Throughout these four days the sickening August heat remained unbroken; but on the fifth the thunderheads began to gather and a fresh breeze swept down from the slopes of the distant Cumberland; a wind smelling sweetly of rain and full of cooling promise.

On this fifth day, Thomas Jefferson, lying in wait at the gate of the manor-house grounds, waylaid Doctor Williams coming out, and asked the question which had hitherto had its doleful answer without the necessity of asking. If the doctor had struck him with the buggy whip the shock would not have been more real than that consequent on the snapping of mental tension strings and the surging, strangling uprush of the tidal wave of relief.

"Little Ardea?" said the doctor. "Oh, she'll do well enough now, I hope.

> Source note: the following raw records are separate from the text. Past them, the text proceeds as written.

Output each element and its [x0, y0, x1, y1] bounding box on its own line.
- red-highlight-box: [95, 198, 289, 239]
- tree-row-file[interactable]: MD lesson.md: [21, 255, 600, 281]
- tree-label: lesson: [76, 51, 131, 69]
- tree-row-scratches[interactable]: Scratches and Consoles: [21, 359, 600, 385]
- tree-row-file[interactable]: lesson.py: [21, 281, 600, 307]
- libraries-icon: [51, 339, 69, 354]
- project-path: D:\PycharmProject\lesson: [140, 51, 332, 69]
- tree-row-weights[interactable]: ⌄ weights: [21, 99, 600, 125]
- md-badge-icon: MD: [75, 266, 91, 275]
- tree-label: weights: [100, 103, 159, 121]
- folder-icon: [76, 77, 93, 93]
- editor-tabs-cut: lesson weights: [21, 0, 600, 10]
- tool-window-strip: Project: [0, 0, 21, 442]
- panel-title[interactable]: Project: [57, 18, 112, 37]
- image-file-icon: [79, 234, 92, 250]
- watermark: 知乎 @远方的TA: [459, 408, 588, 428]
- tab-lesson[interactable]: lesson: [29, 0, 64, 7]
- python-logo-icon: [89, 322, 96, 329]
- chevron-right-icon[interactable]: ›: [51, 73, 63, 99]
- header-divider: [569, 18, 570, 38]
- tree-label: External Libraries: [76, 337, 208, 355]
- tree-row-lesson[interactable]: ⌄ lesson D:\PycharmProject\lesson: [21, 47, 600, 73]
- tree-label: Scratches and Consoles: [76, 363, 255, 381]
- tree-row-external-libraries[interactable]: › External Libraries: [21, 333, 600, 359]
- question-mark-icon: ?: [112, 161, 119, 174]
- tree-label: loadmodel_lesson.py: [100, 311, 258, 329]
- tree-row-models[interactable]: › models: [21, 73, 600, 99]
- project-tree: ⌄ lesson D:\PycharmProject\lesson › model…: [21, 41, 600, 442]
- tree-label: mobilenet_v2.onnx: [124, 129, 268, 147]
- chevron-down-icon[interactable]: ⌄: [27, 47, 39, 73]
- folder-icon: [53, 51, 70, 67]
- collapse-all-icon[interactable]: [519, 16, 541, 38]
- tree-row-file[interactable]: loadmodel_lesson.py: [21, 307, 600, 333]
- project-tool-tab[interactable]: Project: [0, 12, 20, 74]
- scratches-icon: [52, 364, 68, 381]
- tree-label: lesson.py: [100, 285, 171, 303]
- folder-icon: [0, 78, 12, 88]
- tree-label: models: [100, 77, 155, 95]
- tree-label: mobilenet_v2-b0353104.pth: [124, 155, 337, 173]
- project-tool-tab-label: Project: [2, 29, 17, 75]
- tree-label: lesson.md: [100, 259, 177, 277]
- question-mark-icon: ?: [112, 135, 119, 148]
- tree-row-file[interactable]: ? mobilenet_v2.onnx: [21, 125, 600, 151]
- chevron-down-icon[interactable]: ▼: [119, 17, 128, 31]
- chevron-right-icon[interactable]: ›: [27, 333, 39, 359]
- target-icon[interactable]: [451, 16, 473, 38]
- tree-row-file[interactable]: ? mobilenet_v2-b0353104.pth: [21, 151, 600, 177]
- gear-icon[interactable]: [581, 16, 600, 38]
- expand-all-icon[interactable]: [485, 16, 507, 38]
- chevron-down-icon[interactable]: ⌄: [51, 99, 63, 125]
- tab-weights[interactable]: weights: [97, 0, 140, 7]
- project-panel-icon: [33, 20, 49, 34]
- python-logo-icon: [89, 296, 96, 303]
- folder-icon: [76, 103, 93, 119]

The fever is broken and she's asleep."

Thomas Jefferson shut the gate mechanically when the doctor had driven out; but when there was nothing more to hold him, he scrambled over the stone wall on the opposite side of the pike and ran for the hills like one demented.

The girl would live! Hell had yawned and cast him up once more on the pleasant, homely earth; and now the gentle rain of penitence, which could never water the dry places for a soul in torment, drenched him like the real rain which was falling to slake the thirst of the parched fields and the brittle-leaved, rustling forest.

For a long time he lay on his face on the first bit of tree-sheltered grass he had come to, caring nothing for the storm which was driving all the wild creatures of the wood to cover. God had not been so pitiless, after all. There was yet a balm in Gilead.

And for the future? O just Heavens! how straitly and circumspectly he would walk all the days of his life! Never again should Satan, going about like a roaring lion, take him unawares. He would even learn to love the girl, as one should love an enemy; and when she should come and tell him that all the sacred places were hers by her grandfather's right, he would smile reproachfully, like the boy being led forth to the stake in the Book of Martyrs, and say—

But the time was not yet fully come for self-pityings; and when Thomas Jefferson went home after the shower, not even the soggy chill of his wet clothes could depress the spirit which had made good its footing on the high mount of humility.